A flavourful vestige of the state’s colonial past, Bebinca is as unique to Goa as cartoonist Mario Miranda’s delightful illustrations portraying the lives of Goans.

And that is why it’s no surprise that the chief minister of the state, Pramod Sawant recently announced to push for a geographical indication (GI) tag for the dessert, in addition to the Mankurad mango, local brew coconut Feni, Taleigao brinjal, Saat Shireacho Bhendo (okra) and the Kunbi saree.

But underneath the luscious multi-layered slice of warm bliss, often served with vanilla ice cream, lies interesting stories of Goa’s culinary adventures.

Bebinca Goa Food Recipes

Also known as ‘bibik’, this Portuguese-influenced dessert is undisputedly the most popular sweet delicacy in the state. It makes special appearances at every occasion, be it a wedding, Christmas or any other feast. This indeed has earned Bebinca the sobriquet of ‘Queen of Goan Desserts’.

However, its origin is still shrouded in mystery. Some legends claim that much like other confectionaries of the convent (doces conventuais in Portuguese) Bebinca was also invented by Portuguese nuns in the 17th century. But what stands out is their zero-waste baking approach.

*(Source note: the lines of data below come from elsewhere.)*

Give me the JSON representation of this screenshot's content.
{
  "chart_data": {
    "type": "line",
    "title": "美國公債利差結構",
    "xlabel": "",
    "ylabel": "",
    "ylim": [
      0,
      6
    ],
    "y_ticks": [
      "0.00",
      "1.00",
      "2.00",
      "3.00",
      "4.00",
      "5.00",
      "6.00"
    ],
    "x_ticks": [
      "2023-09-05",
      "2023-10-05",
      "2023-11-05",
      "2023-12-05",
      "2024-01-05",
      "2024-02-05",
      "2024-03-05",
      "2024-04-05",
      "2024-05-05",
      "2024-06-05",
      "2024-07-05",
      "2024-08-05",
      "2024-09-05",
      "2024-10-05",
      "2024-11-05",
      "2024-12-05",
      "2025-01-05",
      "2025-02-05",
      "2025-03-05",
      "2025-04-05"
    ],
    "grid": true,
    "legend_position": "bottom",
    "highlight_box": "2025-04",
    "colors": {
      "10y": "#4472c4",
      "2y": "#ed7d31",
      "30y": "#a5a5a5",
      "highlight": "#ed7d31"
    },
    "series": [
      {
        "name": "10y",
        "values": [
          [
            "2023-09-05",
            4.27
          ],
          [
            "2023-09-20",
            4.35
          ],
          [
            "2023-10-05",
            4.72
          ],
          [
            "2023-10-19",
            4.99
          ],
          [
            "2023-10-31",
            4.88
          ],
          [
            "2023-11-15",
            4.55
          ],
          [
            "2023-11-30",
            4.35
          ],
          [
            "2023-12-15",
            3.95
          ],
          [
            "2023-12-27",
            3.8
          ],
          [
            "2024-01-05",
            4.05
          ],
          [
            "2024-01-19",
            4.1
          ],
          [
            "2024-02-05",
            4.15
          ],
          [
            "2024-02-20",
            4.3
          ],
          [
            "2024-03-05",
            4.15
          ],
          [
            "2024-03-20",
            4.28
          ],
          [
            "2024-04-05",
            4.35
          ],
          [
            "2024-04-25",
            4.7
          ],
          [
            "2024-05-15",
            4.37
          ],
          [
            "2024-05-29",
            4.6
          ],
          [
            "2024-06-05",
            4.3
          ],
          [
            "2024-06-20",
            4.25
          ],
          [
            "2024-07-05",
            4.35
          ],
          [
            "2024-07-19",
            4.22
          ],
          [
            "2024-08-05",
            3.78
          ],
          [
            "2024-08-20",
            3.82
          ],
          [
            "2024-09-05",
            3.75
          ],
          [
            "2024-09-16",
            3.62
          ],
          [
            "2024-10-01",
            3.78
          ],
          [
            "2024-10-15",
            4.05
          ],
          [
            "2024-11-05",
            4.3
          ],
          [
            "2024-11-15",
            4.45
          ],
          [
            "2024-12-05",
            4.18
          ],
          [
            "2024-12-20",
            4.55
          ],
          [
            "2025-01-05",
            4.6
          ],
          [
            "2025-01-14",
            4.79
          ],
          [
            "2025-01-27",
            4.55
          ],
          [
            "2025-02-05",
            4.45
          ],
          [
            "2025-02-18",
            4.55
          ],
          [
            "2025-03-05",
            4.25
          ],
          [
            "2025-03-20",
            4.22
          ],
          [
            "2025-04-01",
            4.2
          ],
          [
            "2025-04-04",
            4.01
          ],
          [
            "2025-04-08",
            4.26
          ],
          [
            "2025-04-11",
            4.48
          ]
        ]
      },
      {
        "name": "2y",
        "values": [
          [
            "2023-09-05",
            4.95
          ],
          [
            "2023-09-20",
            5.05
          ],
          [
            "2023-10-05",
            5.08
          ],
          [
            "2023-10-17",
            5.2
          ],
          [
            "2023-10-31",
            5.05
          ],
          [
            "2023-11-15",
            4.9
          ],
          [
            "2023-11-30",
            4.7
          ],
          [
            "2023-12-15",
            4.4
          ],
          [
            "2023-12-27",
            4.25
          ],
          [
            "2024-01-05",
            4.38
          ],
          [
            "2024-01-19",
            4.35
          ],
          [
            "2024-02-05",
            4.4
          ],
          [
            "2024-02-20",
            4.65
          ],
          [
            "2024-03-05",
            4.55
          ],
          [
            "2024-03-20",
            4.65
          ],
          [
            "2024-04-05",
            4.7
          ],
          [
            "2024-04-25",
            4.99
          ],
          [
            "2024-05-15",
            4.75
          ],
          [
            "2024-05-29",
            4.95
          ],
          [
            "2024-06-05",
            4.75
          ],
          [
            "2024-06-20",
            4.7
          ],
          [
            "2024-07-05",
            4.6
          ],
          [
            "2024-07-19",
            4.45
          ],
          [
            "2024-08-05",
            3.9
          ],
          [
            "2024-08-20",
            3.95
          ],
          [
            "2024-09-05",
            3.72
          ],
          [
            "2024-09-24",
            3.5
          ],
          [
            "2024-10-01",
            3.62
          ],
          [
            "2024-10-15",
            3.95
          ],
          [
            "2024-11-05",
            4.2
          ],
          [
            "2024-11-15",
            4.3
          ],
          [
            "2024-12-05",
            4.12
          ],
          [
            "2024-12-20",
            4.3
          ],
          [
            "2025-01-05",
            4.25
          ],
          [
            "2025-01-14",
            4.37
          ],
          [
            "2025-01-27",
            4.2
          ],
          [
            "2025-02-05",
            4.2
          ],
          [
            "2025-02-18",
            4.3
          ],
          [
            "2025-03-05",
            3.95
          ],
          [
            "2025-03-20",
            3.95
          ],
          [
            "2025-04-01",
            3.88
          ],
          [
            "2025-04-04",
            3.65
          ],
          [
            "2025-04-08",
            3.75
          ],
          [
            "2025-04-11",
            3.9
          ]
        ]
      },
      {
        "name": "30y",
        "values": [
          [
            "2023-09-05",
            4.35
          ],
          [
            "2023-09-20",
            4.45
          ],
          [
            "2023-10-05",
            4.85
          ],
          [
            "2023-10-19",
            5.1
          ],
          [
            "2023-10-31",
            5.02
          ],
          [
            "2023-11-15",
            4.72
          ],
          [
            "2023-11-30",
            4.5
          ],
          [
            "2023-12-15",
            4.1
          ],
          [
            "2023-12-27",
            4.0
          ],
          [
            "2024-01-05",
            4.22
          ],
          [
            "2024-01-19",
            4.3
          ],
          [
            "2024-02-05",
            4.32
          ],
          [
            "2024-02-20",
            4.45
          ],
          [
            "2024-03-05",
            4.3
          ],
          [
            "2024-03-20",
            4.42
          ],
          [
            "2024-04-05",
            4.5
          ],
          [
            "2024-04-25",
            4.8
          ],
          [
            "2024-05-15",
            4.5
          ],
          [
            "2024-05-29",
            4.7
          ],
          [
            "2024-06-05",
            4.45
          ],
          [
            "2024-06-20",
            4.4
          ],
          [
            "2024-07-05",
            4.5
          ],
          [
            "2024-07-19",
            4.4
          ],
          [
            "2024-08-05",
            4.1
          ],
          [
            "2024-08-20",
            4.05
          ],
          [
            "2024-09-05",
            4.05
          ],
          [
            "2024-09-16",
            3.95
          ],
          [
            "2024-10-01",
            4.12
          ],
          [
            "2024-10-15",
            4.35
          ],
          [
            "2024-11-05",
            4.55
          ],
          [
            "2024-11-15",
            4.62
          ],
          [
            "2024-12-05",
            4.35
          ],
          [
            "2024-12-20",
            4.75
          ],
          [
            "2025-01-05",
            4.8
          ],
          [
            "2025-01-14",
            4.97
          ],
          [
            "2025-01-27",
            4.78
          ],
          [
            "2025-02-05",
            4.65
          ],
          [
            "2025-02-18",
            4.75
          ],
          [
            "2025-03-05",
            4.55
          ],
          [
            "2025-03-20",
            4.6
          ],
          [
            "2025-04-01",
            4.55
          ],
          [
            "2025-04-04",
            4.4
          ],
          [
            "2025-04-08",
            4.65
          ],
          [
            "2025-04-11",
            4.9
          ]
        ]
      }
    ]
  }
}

Contrary to most baked foods that use egg whites, here the yolks take the limelight. Using egg whites to starch clothes was a common practice of the colonizers which is still prevalent in parts of Old Goa. As a result of this, most people, much like the Portuguese nuns of Santa Monica Convent in Old Goa, would end up with an excess of leftover egg yolks. Legend has it that Bebinca came to be a solution to leftover yolks.